Tra dazi sul percorino e sguardo internazionale per Auricchio
La Gennaro Auricchio Spa si conferma un'azienda con una marcata e storica vocazione internazionale. "L'export non è solo una componente del business ma, -afferma Auricchio-, è 'sempre stato un pallino'. Attualmente, le esportazioni costituiscono quasi il 50% del fatturato, raggiungendo 60 paesi nel mondo.

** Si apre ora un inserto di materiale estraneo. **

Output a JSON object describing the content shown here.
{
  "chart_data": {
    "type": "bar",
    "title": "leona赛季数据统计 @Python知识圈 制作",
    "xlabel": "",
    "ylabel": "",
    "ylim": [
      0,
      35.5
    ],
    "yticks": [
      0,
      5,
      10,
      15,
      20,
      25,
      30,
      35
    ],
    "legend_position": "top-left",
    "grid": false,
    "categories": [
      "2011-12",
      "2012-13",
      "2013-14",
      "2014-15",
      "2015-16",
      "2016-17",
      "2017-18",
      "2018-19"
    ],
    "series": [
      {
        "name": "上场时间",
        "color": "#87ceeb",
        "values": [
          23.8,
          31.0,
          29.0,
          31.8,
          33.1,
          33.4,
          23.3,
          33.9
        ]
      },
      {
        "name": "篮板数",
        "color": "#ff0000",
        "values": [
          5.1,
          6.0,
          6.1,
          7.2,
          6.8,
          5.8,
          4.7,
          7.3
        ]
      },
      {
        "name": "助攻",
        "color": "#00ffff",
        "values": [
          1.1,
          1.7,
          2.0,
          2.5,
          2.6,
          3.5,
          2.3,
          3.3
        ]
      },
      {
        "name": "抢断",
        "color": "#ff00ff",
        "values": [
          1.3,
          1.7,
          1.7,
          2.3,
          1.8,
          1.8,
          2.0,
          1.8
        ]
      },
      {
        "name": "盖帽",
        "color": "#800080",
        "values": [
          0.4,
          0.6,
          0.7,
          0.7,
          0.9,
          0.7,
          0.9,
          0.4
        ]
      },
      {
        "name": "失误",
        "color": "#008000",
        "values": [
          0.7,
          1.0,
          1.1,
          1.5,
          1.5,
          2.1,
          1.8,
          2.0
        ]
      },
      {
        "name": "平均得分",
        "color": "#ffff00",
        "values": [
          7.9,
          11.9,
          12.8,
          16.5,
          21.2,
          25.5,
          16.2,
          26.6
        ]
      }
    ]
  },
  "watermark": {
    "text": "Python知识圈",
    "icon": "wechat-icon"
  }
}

Il mercato estero, tuttavia, non è esente da ostacoli, in particolare quello statunitense". Un tema di grande attualità è infatti la battaglia contro il dazio imposto sul Pecorino Romano, un prodotto di fondamentale importanza, soprattutto per la Sardegna, dove "il 65-66% di tutta la produzione va negli Usa".

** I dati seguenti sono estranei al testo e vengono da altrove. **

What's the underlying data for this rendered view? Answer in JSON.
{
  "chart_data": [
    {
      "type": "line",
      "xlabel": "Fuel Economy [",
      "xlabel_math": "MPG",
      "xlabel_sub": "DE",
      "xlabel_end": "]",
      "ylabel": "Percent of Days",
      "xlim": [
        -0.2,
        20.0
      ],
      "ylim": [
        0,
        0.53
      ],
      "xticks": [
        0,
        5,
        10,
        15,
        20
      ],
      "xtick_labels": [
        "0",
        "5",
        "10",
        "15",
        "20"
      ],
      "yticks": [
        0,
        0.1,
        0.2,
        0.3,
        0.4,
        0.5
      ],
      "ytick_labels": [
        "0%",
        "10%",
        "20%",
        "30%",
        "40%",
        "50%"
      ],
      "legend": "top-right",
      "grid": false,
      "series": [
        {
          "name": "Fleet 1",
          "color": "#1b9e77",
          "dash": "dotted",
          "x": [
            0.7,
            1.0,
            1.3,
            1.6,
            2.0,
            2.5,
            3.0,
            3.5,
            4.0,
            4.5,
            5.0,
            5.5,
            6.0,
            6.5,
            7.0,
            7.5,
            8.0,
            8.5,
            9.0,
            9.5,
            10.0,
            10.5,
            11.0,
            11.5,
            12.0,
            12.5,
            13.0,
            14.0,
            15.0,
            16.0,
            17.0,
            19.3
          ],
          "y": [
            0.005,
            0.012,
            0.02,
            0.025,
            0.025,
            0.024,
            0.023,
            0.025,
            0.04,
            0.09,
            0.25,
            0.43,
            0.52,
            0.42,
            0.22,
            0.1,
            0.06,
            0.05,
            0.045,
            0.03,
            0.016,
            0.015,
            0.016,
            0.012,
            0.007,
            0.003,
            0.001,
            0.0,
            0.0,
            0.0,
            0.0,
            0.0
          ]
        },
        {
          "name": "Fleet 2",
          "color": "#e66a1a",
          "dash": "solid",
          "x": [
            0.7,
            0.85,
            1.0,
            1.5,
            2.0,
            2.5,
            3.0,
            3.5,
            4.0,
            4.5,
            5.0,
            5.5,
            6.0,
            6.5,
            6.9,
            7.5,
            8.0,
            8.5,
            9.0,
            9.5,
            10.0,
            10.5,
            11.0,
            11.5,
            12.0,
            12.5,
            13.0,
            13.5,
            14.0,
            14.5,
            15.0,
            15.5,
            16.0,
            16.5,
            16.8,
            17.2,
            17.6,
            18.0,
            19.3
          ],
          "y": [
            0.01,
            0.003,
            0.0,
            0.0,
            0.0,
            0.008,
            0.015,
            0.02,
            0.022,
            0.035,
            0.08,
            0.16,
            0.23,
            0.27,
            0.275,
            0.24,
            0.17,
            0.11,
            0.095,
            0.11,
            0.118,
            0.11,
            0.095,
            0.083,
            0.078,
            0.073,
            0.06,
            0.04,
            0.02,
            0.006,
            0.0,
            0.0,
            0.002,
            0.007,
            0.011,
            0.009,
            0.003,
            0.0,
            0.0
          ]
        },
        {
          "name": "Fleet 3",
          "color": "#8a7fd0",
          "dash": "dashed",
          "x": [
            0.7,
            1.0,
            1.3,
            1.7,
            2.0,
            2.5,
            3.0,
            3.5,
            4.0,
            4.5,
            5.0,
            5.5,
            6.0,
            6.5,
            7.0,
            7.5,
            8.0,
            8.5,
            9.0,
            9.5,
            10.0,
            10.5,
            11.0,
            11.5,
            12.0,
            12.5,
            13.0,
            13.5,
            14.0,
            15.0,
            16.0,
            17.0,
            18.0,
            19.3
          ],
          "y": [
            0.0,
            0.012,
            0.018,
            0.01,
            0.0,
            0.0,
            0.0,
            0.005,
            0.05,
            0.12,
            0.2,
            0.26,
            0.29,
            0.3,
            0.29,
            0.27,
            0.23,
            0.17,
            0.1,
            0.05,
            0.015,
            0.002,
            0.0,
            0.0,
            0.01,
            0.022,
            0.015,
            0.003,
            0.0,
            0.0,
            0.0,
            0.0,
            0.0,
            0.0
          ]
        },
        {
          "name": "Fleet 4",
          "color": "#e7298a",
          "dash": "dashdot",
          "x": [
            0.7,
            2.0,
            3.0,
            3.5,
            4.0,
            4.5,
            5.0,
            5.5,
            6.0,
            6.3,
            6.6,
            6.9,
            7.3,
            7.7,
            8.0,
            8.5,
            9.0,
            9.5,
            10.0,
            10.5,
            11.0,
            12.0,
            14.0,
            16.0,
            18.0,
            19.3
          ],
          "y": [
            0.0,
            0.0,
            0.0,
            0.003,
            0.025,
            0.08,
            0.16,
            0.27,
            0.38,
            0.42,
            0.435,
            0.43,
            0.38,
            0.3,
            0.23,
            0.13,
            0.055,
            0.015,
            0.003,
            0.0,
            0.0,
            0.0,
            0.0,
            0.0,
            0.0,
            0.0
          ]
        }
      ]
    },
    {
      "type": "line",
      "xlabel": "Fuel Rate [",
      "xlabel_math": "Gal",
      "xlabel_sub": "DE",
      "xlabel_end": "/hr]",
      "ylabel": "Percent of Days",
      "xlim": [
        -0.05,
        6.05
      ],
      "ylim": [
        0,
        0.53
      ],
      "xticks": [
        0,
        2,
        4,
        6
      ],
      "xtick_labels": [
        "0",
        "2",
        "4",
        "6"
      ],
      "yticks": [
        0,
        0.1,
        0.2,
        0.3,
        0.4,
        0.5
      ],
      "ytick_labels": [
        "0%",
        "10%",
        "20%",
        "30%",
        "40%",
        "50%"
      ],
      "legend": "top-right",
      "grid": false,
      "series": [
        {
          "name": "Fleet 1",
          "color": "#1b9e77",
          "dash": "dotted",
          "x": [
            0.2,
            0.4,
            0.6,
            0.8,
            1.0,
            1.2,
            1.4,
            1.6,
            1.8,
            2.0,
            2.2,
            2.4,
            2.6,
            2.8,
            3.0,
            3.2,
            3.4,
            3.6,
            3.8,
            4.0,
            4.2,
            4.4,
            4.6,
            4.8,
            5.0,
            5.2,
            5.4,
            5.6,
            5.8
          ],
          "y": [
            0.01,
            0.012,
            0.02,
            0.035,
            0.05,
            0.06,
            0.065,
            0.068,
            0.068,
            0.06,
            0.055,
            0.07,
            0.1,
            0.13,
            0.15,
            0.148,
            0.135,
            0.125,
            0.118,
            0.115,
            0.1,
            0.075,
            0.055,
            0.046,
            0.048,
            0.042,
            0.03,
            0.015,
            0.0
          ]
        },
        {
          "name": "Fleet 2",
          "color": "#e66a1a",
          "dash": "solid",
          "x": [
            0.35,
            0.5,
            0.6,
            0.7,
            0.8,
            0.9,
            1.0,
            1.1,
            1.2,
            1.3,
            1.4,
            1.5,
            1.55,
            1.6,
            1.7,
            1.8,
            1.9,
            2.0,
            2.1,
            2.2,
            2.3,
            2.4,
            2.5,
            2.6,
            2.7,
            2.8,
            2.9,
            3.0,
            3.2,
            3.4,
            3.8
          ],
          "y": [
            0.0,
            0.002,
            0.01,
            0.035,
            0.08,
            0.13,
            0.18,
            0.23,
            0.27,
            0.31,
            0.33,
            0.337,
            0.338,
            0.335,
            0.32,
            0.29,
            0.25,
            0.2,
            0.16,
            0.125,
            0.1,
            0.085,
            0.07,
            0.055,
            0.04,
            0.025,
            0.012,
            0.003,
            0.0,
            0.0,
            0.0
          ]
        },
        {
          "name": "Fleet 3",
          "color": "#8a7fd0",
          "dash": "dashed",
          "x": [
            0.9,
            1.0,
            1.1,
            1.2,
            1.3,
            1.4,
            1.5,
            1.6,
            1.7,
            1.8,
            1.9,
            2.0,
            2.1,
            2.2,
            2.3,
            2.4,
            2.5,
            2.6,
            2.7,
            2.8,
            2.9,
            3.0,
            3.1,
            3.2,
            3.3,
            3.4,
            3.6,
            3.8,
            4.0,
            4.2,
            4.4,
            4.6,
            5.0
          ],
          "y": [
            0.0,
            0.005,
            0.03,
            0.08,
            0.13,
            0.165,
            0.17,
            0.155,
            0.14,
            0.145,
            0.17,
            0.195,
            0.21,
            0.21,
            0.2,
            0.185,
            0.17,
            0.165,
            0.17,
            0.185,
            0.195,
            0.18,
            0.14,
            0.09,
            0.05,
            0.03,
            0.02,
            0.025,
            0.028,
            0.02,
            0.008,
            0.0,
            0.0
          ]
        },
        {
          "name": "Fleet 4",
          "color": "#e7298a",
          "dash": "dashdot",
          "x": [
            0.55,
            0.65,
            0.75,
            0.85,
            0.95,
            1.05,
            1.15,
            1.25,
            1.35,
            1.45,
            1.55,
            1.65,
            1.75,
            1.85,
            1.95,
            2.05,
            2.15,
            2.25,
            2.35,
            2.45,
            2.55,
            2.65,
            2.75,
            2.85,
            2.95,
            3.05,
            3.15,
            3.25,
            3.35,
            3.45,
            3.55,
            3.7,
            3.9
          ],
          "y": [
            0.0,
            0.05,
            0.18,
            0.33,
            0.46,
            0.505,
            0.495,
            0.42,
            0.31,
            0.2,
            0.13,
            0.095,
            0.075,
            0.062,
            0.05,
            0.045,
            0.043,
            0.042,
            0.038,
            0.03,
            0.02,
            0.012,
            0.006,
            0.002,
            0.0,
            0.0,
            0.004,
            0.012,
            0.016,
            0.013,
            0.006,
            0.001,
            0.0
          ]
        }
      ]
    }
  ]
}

Auricchio ha approfittato della presenza del ministro dell'Agricoltura del governo Meloni, Francesco Lollobrigida ad Anuga per sollevare la questione, chiedendo un "aiuto per il Pecorino Romano negli Stati Uniti". La "guerra dei dazi" ha portato il prodotto da un’aliquota zero al 15%, un incremento notevole che si somma all’effetto della svalutazione del dollaro. L'AD precisa: "oltre al dazio subiamo anche svalutazione del dollaro, cosa di cui raramente se ne parla. Sono altri 10 punti, perché è passato da 1,07 a 1,17, quindi un 25% in più sul prezzo potrebbe veramente rappresentare un grosso problema per il pecorino". Nonostante la gravità della situazione, il ministro Lollobrigida ha tranquillizzato l'azienda, lasciando sperare in "buone notizie".